Harry Gleason: Anatomy of the first post-humous exoneration in Ireland's history; Bravo to the Irish Innocence Project (David Langwallner and Tertius Van Eeden) and to American pathologist Dr. Peter Cummings who reviewed the autopsy and made a crucial finding as to the time of death. (Must Read. HL;)

STORY: Harry Gleason hanged, but was innocent," by Rozena Ceossman, pubished by OZY on June 19, 2015.

GIST:  "Late one night in April 1941, an Irish farmhand called for his lawyer, Seán MacBride, to share a final few words with the man who’d desperately tried to save him. “I will pray tomorrow that whoever did it will be discovered … I rely on you, then, to clear my name.” Harry Gleeson added that he had no confession to make because he simply didn’t do it. But he swung just hours later.

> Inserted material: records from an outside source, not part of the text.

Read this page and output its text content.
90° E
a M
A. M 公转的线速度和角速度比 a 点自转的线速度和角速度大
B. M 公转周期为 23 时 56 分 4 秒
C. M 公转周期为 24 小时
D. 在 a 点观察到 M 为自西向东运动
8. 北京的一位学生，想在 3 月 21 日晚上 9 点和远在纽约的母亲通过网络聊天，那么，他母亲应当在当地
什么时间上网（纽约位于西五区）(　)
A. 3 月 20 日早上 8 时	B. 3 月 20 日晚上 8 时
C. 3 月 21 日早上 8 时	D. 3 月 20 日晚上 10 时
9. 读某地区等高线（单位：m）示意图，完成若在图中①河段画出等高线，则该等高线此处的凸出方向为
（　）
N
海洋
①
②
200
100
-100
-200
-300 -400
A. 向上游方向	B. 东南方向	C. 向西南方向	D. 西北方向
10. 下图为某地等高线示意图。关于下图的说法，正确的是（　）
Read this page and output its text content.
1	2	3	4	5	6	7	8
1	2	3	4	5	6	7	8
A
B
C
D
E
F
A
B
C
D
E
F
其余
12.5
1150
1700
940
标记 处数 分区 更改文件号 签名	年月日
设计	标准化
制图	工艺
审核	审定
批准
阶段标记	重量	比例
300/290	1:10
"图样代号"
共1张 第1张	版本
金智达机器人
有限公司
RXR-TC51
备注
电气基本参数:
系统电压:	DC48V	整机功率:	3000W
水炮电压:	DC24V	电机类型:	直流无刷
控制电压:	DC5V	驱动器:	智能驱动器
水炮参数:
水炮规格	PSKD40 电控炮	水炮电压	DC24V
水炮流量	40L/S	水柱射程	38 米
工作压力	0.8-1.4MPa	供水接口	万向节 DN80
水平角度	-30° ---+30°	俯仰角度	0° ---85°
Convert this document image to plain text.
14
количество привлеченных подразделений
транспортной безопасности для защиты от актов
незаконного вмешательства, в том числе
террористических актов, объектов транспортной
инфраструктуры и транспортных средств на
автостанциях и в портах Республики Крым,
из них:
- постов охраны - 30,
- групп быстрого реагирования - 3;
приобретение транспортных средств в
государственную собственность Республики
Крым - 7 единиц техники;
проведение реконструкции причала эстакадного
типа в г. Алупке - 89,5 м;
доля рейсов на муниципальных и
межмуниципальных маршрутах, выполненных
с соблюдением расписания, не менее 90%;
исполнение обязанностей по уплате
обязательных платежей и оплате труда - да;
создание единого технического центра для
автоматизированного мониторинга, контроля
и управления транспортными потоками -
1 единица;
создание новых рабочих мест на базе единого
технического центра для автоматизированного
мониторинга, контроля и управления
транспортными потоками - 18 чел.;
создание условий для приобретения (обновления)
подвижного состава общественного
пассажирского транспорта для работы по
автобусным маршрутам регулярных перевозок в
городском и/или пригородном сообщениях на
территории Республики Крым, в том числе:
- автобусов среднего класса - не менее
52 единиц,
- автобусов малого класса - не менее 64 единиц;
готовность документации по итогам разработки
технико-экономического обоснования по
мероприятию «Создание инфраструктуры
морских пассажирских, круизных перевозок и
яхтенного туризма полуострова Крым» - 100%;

MacBride would accomplish great things, like helping found Amnesty International and winning the Nobel Peace Prize, but he was not able to clear Gleeson’s name. That task fell to David Langwallner and Tertius Van Eeden of the Irish Innocence Project, whose research shone a light on a shameful miscarriage of justice and led to Gleeson’s exoneration this year — the first posthumous pardon in the history of the Free State of Ireland. Gleeson could not possibly have killed her, and the authorities knew it.........When the Irish Innocence Project took on the case in 2012 at the behest of the Justice for Harry Gleeson group, they did so with new evidence, modern technology and political stability — all of which were lacking 70 years ago. American pathologist Dr. Peter Cummings was called on to review McCarthy’s autopsy, and he confirmed that the time of death was in the early morning, when it had been established that Gleeson was making his rounds. By poring over trial manuscripts, Van Eeden discovered that the judge had asked for a gun register that recorded Gleeson’s ammunition, but the prosecution never provided it. But the Justice for Harry Gleeson group, composed of Gleeson’s remaining family and friends, had found the document, which showed that the defendant’s gun used different bullets than those fired by the killer......... Elated by its success, the Irish Innocence Project will host its first International Conference on Wrongful Convictions and film festival on June 26 and 27 in Dublin. Invited guests include actors Aidan Quinn, Bob Balaban and Tony Goldwyn and director Ken Burns. Driscoll hopes the events “will increase public awareness, promote the role of law and the media in addressing this issue, and inspire a new generation of young people to get involved.” Films, after all, are a great vehicle for helping folks “understand a complex social issue like wrongful convictions,” she says. Gleeson’s is not the only posthumous victory. Describing the trial as “one of the most traumatic cases” he was ever involved in, MacBride continued to campaign against Ireland’s death penalty, which was eventually abolished in 1990 — two years after his own death."